Enganaram-se: quem conhece José António Saraiva sabe que ele é, há muitos anos,
um alienígena solitário que habita num corpo estranho em que cérebro e umbigo
se fundem, numa devassa egocêntrica que, se não fosse perigosa, era apenas
ridícula. José António Saraiva é um perigo porque há quem ainda o leve a
sério».
O JORNALISTA que escreveu isto foi o mesmo
que, dois dias antes, me tinha enviado o seguinte email:
«Tenho de lhe dizer que foi um prazer
conhecê-lo. Na verdade já o tinha entrevistado anteriormente para o programa
Clube de Jornalistas, mas tinha uma co-entrevistadora (a Ana Sá Lopes) e houve
muita distância. Estar a alguns centímetros de si, poder olhá-lo nos olhos e
ter uma conversa dura, mas leal, consigo foi uma experiência muito boa. Leio-o
há muitos anos. Não concordo sempre com o que escreve, mas não sou dos que
pensam que é possível alguém manter-se no topo durante tanto tempo sem que
possua algo que o diferencie. Respeito-o por isso».
É DIFÍCIL acreditar que foi a mesma pessoa
que escreveu os dois textos, com dois dias de intervalo, mas é verdade. Podia
argumentar-se que fez estes elogios antes de ler o livro. Mas não: esse
encontro referido no email foi exatamente para falar do livro.
Este é um dos guardiões da moral, que me
têm atacado como coiotes. Por ter escrito um livro de memórias onde, numa
linguagem correcta e objectiva, pouco adjectivada, descrevo bastidores da
política e dos seus protagonistas. Não insulto ninguém. Respeito a verdade.
Ora, às verdades que escrevi respondem com insultos. A maioria não leu o livro
mas tem opinião sobre ele.
MAS há mais.
Esse jornalista que acha que poucos me
levam a sério pertence a uma revista que me colocou esta semana na capa, como
assunto principal. Em que ficamos? A revista oferece a capa a uma pessoa que
não se deve levar a sério? Foi uma capa feita a brincar com os leitores?

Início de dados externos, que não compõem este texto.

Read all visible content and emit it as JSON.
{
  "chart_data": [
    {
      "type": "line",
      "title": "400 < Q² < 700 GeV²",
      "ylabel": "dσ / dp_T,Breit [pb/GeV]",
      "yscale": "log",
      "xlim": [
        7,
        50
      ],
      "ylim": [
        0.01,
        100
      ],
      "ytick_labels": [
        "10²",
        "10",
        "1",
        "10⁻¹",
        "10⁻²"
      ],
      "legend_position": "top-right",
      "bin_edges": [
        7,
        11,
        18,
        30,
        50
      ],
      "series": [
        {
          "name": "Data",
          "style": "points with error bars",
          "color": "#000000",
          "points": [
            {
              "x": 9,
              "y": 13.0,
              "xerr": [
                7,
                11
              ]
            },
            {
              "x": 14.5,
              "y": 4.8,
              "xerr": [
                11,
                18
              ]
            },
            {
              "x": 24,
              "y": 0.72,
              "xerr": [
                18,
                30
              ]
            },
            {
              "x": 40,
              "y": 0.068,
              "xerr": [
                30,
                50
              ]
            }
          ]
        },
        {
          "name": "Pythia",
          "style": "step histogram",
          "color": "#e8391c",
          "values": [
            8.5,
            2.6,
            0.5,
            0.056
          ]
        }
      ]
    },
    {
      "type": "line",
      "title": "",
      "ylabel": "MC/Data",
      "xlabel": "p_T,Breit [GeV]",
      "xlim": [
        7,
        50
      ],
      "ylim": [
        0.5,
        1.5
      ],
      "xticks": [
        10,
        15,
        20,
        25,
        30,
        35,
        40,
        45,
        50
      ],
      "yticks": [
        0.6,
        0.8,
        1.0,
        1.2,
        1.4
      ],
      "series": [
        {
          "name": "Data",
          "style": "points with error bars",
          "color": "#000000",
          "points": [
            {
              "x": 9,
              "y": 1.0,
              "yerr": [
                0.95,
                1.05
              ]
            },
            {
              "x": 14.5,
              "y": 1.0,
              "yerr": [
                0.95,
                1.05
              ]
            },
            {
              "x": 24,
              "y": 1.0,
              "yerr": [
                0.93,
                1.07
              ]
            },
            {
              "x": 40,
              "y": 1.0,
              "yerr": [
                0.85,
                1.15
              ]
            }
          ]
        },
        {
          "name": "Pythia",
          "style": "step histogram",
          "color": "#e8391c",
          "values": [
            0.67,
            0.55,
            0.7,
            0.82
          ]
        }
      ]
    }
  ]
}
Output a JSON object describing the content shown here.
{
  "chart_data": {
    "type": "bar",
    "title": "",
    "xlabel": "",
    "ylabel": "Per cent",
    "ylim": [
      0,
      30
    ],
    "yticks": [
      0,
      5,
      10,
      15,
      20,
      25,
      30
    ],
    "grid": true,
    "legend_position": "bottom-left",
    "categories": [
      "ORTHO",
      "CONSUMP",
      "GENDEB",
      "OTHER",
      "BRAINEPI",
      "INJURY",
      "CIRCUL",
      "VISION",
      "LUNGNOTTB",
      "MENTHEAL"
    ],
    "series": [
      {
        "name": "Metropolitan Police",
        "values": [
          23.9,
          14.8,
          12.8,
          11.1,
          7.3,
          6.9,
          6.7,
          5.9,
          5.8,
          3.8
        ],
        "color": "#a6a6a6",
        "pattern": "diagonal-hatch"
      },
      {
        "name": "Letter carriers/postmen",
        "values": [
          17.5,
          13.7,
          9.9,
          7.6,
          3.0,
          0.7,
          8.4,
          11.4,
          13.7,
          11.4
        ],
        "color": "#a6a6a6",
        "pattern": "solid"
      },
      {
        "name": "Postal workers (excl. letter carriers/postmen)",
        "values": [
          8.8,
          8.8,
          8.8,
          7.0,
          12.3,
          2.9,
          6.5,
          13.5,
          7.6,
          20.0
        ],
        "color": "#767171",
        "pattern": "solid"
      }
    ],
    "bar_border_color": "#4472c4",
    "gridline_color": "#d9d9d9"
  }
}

Nessa capa, ocupada por uma grande foto
minha, o título era: A traição de Saraiva a 37 políticos. Eu também poderia
considerar-me traído pela revista, a quem abri as portas de casa. Mas não é
disso que quero falar.
Mandam as regras que, quando se convida
uma pessoa para uma grande entrevista, e se lhe dá capa, o título seja uma
frase do entrevistado. Sempre foi assim. Enquanto fui director do Expresso e do
SOL, eu tinha um código até mais rigoroso: não se atacava alguém com base em
declarações feitas ao nosso jornal. Era uma regra de cavalheirismo. Se alguém
depositara confiança em nós para nos conceder uma entrevista, não devíamos
trair essa confiança atacando-o nas nossas páginas.
Dir-se-á: a revista fez a Saraiva o que
ele fez a muita gente. Sucede que isso não é, pura e simplesmente, verdade.
Há uma diferença fundamental entre um
texto jornalístico e um livro de memórias. As regras são outras, os objectivos
são outros, o tom é outro, a exposição é outra. Até porque, nas memórias, há um
tempo (às vezes décadas) de intervalo entre os factos relatados e a sua
publicação. Neste livro, revelo ‘segredos’ que guardei religiosamente durante
40, 30, 20 anos. E que publico numa circunstância completamente diferente.
As pessoas com quem falei já não estão nos
mesmos lugares e a conjuntura mudou.
Acresce que um livro não é uma revista nem
um jornal. Tem uma circulação restrita. É um meio recatado. A tiragem inicial
foi de 1500 exemplares. E acabou por ter uma repercussão gigantesca porque os
mesmos jornalistas que me acusam de revelar certos segredos os escarrapacharam
nas páginas dos seus jornais, dando-lhes uma inesperada publicidade. Alguns
episódios mais sensíveis, que propositadamente não usei nos materiais
promocionais ou na contracapa, foram estampados com foros de escândalo.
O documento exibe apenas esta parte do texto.